I nod absently, tuning out the doctor well enough.
“You’ve seen this Gaia then?” Margo glances at Lemuel.
He pauses. “She appears only to Cain. Our chieftain among chieftains.” The phrase sounds bitter on his tongue. “He’s the mediator between us mortals and our divine mother.”
“Then how do you know she’s even real?” Granger voices the obvious question. “I mean, if your head honcho is the only guy seeing her, couldn’t he just be…I don’t know. Making her up to keep himself in charge?”
The kid frowns at his ignorance. “Gaia has blessed us with all that we have. We would not be able to live as we do without her. Besides, Victoria has told me that she senses our mother’s presence hovering over the earth. She knows Gaia’s light.”
Margo seems willing to accept that at face value, for the time being. “Did she tell Cain that these ambassadors from the United World would arrive?”
Interesting term: ambassadors. Not soldiers or scouts. The word she chose implies a mission of peace, which, in all honesty, was why we were sent here in the first place. We hadn’t counted on being blown out of the sky by heavily armed creatures suffering from massive deformities, or hunted by high-speed superhumans. First contact was our primary mission—as well as saving the future of humankind. But after all we’ve experienced, it’s painfully naïve to think that when we arrive in Eden, the transfer of the fetuses will be a peaceful transaction.
Lemuel lowers his voice, but it’s unclear why. “Cain said they were looking for trouble and that Gaia had used the goblyns to…shoot them down from the sky.”
“Goblyns—a fitting name for those creatures,” Harris comments. “The mythology here is fascinating!”
Granger chuckles again. “We didn’t come looking for any trouble, kid. But we sure as hell found it!”
“It found us, rather,” Sinclair corrects him.
“Your leader believes that Gaia is opposed to the UW presence here, and he has stirred up his people against them? All because a few well-armed mutants decided to fire a missile at their helicopter?” Margo frowns at the logic of it. Or lack thereof. “Couldn’t it be just as likely that the creatures were hungry and hunting for their next meal?”
“They’re always hungry,” Lemuel agrees. “But Gaia made them do it. Why wouldn’t she use them to serve her will? They are hers to do with as she pleases. As are we all.”

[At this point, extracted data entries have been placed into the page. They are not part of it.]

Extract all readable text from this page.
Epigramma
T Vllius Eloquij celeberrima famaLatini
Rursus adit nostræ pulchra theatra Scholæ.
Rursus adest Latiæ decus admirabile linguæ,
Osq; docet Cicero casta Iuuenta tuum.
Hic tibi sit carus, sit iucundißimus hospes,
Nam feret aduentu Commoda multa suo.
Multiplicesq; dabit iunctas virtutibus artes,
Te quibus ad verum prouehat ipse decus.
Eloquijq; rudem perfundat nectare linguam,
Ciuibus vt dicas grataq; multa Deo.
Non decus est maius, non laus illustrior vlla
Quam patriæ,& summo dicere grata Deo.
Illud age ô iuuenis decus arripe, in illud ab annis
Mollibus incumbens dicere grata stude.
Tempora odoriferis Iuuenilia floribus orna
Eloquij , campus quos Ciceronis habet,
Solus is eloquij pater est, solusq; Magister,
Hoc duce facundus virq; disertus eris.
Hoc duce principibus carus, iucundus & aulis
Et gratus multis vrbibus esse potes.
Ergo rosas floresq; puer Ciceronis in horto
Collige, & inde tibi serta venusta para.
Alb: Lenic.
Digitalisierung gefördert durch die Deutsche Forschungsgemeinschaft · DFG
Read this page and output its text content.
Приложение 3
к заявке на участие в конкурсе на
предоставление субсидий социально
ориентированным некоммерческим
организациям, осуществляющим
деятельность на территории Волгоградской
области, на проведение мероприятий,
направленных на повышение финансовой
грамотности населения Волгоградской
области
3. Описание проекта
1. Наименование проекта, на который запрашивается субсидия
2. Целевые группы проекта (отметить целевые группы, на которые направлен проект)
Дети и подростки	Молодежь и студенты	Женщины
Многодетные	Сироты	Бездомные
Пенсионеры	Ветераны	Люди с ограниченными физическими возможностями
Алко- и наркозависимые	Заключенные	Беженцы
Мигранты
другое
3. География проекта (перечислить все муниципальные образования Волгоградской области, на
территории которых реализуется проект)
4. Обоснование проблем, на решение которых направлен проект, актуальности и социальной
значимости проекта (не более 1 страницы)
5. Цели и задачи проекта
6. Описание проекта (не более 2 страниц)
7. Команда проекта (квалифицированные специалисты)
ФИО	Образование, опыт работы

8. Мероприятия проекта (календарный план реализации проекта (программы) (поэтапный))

“She made them,” Margo clarifies.
“Of course. Just as she made us as we are.” He glances back at my team. “Those who have pure hearts are blessed with amazing abilities, while those with evil inside them are changed for the worse. We were transformed after All-Clear, but the goblyns were deformed.” He shrugs again. “Gaia moves in mysterious ways. They are not our own.”
Granger has paled noticeably. “Now let me get this straight…” He leans forward, gripping the back of Lemuel’s seat as Margo takes us through another patch of rugged terrain. “There’s a fifty-fifty chance here? We might end up like you two.” He gestures at Margo and the youth. “Or just as likely, we could turn into something like those freaks that shot us down?”
Lemuel nods. “Gaia alone decides your fate.”
“How-how long? Until I know?”
Sinclair scoffs, half to herself. “Don’t be a fool.” She reaches to draw Granger back into his seat, but he brushes her hand aside. More and more, they’re acting like an old married couple.
Lemuel looks Granger over. “Were you wearing a helmet like theirs until only recently? With your own air supply?”
Granger’s nod is a quick jerk.
“It may take a while, then. Perhaps weeks.”
Granger curses and falls back into his seat. “So I’m a freakin’ time bomb.”
“You don’t honestly believe any of this,” Sinclair says quietly to him. “It’s religious babble created to explain the inexplicable.” She faces Lemuel and speaks up, “Are there scientists among your people?”
He shakes his head. “We’re all from the labor sectors. But that was before my time. I was born in the bunker.”
“They allowed your mother to become pregnant?”
“She already was before we were sealed inside, the story goes. Cain said it would be all right, and nobody questioned him at the time. They still don’t.”